Correct - follow each path in inverse proportion to the resistance of that path.

>Differences in potential is the key word here I believe.
Absolutely! And proper bonding is supposed to minimize those differences to a harmless point.


>With a baked out or non existent ground rod and a broken/disconnected neutral you have isolated your water line once again from grnd. Although it is isolated from grnd it is also isolated from the source.
I don't follow.

>The path would be someone that touches the water line or its connected fixtures and is touching a ground.
Can you be specific? What ground?
Why is this ground not bonded to the water pipe via a copper conductor?

>But what if that person was downstairs on a concrete floor, barefooted, and touches that line?
This is why I like having the concrete or dirt floor bonded as well.

>Or if that person is standing outside barefooted and reaches for the spigot (which is bonded)?
No harm done. The earth is baked so basically no current flows.

>There are many instances that a person can be grounded.
Yes, but if proper bonding is done, the person is never more grounded than anything else he touches.

However, the outside spigot is a problem.
Code should require a GE within 18" of an outdoor metallic spigot. That way if the earth becomes damp at the spigot, it will become damp around the GE. And the GEC should be bonded to the spigot preferably from indoors.


>The scenario I am using has made the waterline just as energized as any ungrounded conductor!
But the UGCs are not as energized since they don't have a metallic return path.

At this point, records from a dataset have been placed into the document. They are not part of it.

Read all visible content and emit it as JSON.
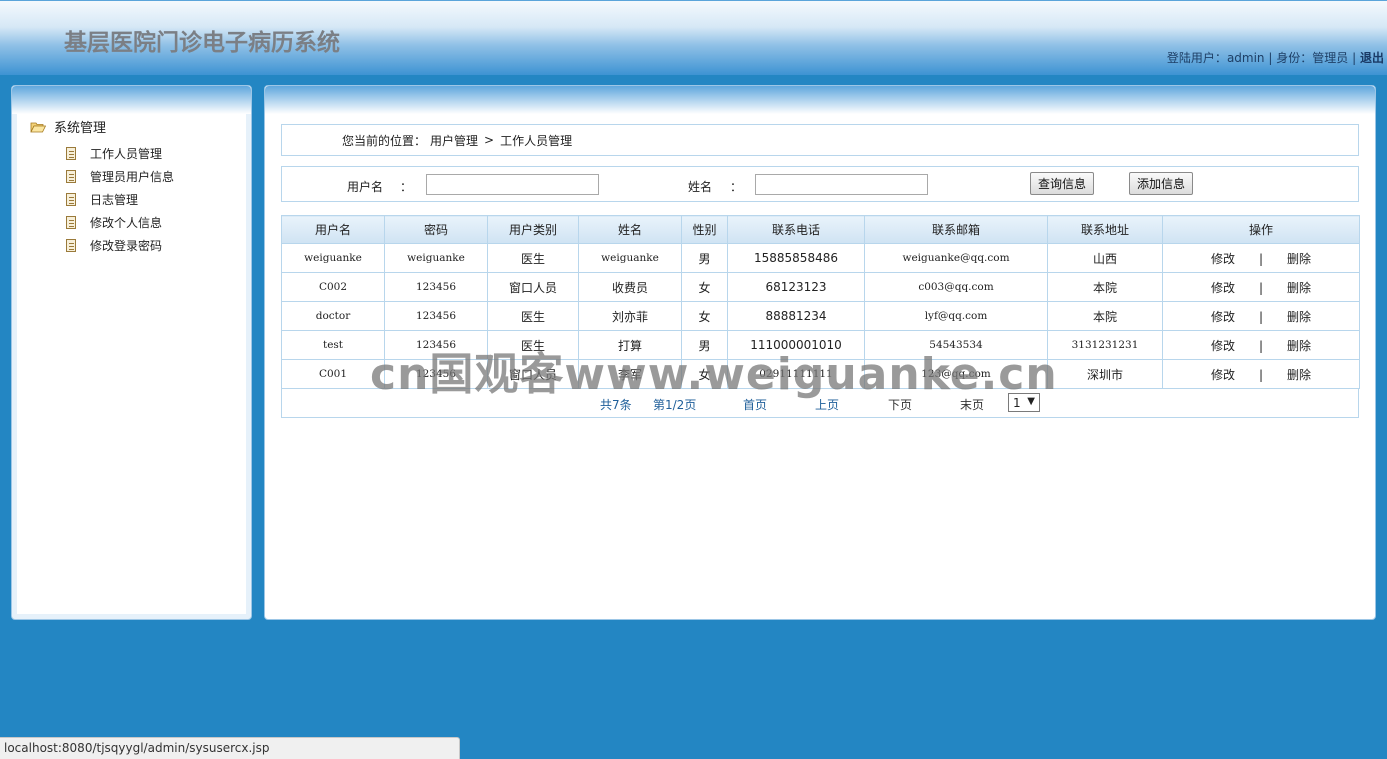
{
  "header": {
    "title": "基层医院门诊电子病历系统",
    "login_label": "登陆用户：",
    "username": "admin",
    "divider": "|",
    "role_label": "身份：",
    "role": "管理员",
    "logout": "退出"
  },
  "sidebar": {
    "root": "系统管理",
    "items": [
      {
        "label": "工作人员管理"
      },
      {
        "label": "管理员用户信息"
      },
      {
        "label": "日志管理"
      },
      {
        "label": "修改个人信息"
      },
      {
        "label": "修改登录密码"
      }
    ]
  },
  "breadcrumb": {
    "prefix": "您当前的位置：",
    "level1": "用户管理",
    "separator": ">",
    "level2": "工作人员管理"
  },
  "search": {
    "username_label": "用户名",
    "colon": "：",
    "name_label": "姓名",
    "username_value": "",
    "name_value": "",
    "query_button": "查询信息",
    "add_button": "添加信息"
  },
  "table": {
    "columns": [
      "用户名",
      "密码",
      "用户类别",
      "姓名",
      "性别",
      "联系电话",
      "联系邮箱",
      "联系地址",
      "操作"
    ],
    "rows": [
      [
        "weiguanke",
        "weiguanke",
        "医生",
        "weiguanke",
        "男",
        "15885858486",
        "weiguanke@qq.com",
        "山西"
      ],
      [
        "C002",
        "123456",
        "窗口人员",
        "收费员",
        "女",
        "68123123",
        "c003@qq.com",
        "本院"
      ],
      [
        "doctor",
        "123456",
        "医生",
        "刘亦菲",
        "女",
        "88881234",
        "lyf@qq.com",
        "本院"
      ],
      [
        "test",
        "123456",
        "医生",
        "打算",
        "男",
        "111000001010",
        "54543534",
        "3131231231"
      ],
      [
        "C001",
        "123456",
        "窗口人员",
        "李军",
        "女",
        "02911111111",
        "123@qq.com",
        "深圳市"
      ]
    ],
    "edit_label": "修改",
    "action_divider": "|",
    "delete_label": "删除"
  },
  "pager": {
    "total": "共7条",
    "page": "第1/2页",
    "first": "首页",
    "prev": "上页",
    "next": "下页",
    "last": "末页",
    "select_value": "1"
  },
  "watermark": "cn国观客www.weiguanke.cn",
  "statusbar": "localhost:8080/tjsqyygl/admin/sysusercx.jsp"
}
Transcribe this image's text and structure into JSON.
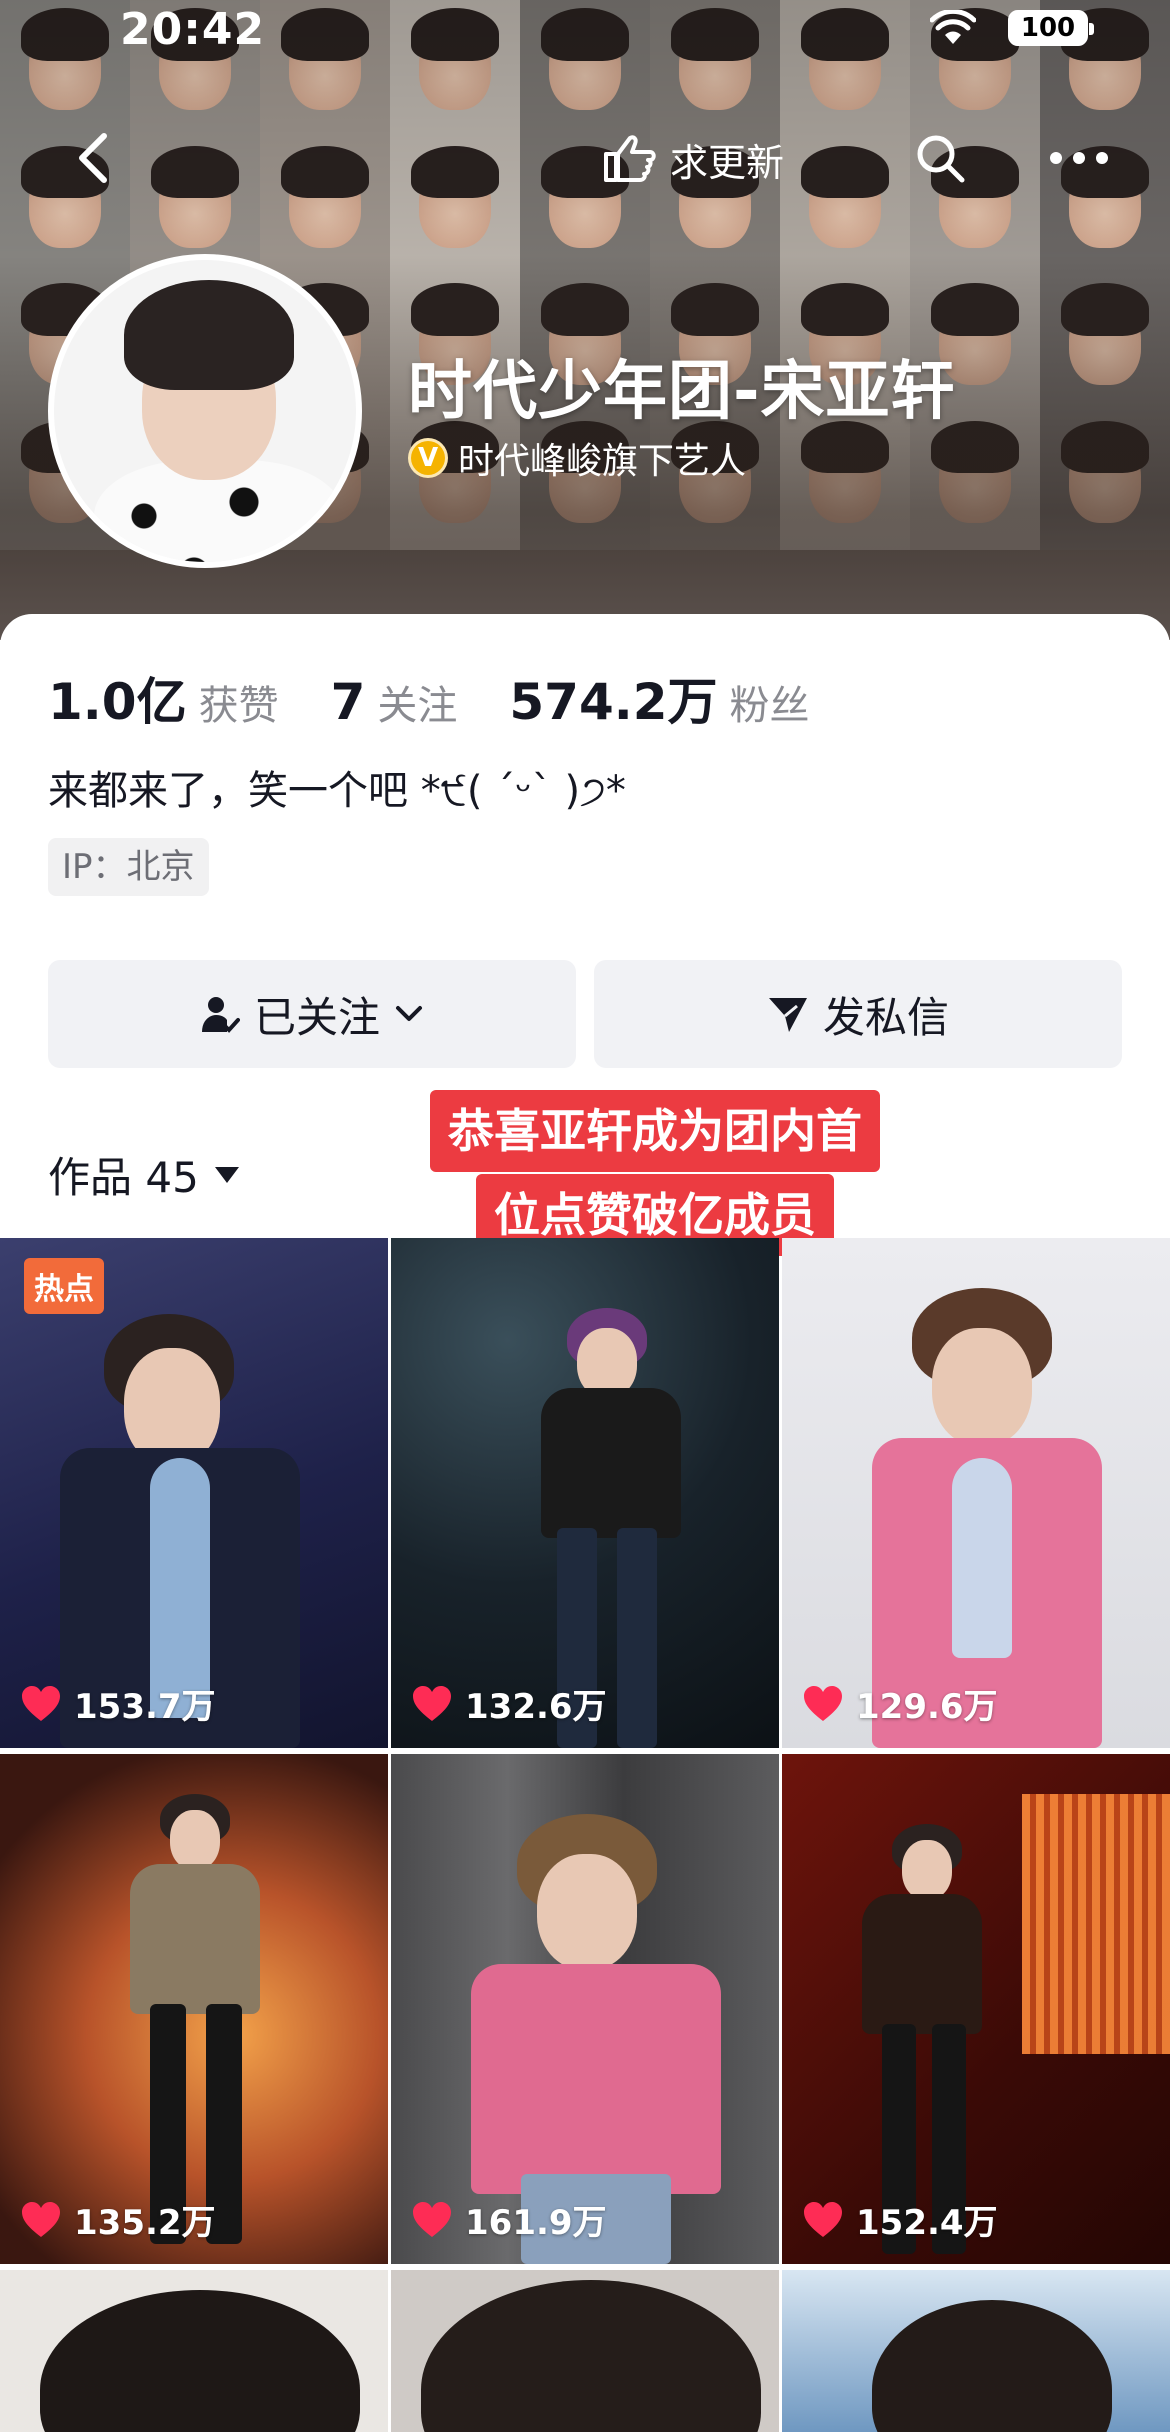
{
  "status_bar": {
    "time": "20:42",
    "battery": "100"
  },
  "nav": {
    "update_request_label": "求更新"
  },
  "profile": {
    "name": "时代少年团-宋亚轩",
    "verified_label": "时代峰峻旗下艺人",
    "verify_badge": "V",
    "stats": [
      {
        "number": "1.0亿",
        "label": "获赞"
      },
      {
        "number": "7",
        "label": "关注"
      },
      {
        "number": "574.2万",
        "label": "粉丝"
      }
    ],
    "bio": "来都来了，笑一个吧 *੯( ˊᵕˋ )੭*",
    "ip": "IP：北京"
  },
  "actions": {
    "follow_label": "已关注",
    "message_label": "发私信"
  },
  "works": {
    "label": "作品 45"
  },
  "overlay_caption": {
    "line1": "恭喜亚轩成为团内首",
    "line2": "位点赞破亿成员"
  },
  "videos": [
    {
      "likes": "153.7万",
      "badge": "热点"
    },
    {
      "likes": "132.6万"
    },
    {
      "likes": "129.6万"
    },
    {
      "likes": "135.2万"
    },
    {
      "likes": "161.9万"
    },
    {
      "likes": "152.4万"
    }
  ],
  "colors": {
    "accent_red": "#ec3b41",
    "hot_badge": "#f26b3a",
    "like_heart": "#fe2c55",
    "verify_gold": "#f5b301"
  }
}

If the earth is baked out as you say, then electricity trying to return through a human also has to go through that baked out earth too. If current can't return via a metal rod 8' in the ground, then why will it return via a human? The human just adds a few thousand more ohms to the path.

>bonded or unbonded a hazard could exist either way. Which would be the most likely to occur?
Unbonded. The only time that there is a hazard with them bonded is when the neutral has broken and the person is standing on wet ground holding an outdoor metallic spigot far from the GEs, and that is relatively rare by comparison. If the pipes weren't bonded, many more faults would go undetected - the bird on the wire effect, where metallic objects are like the bird.

The obvious solution is to use more plastic for the water pipes and drains.

And you also make the case for why I like to see panels and meter bases bonded to whatever I am standing on when I have to touch them.

Indoor ground rods or plates make sense to me.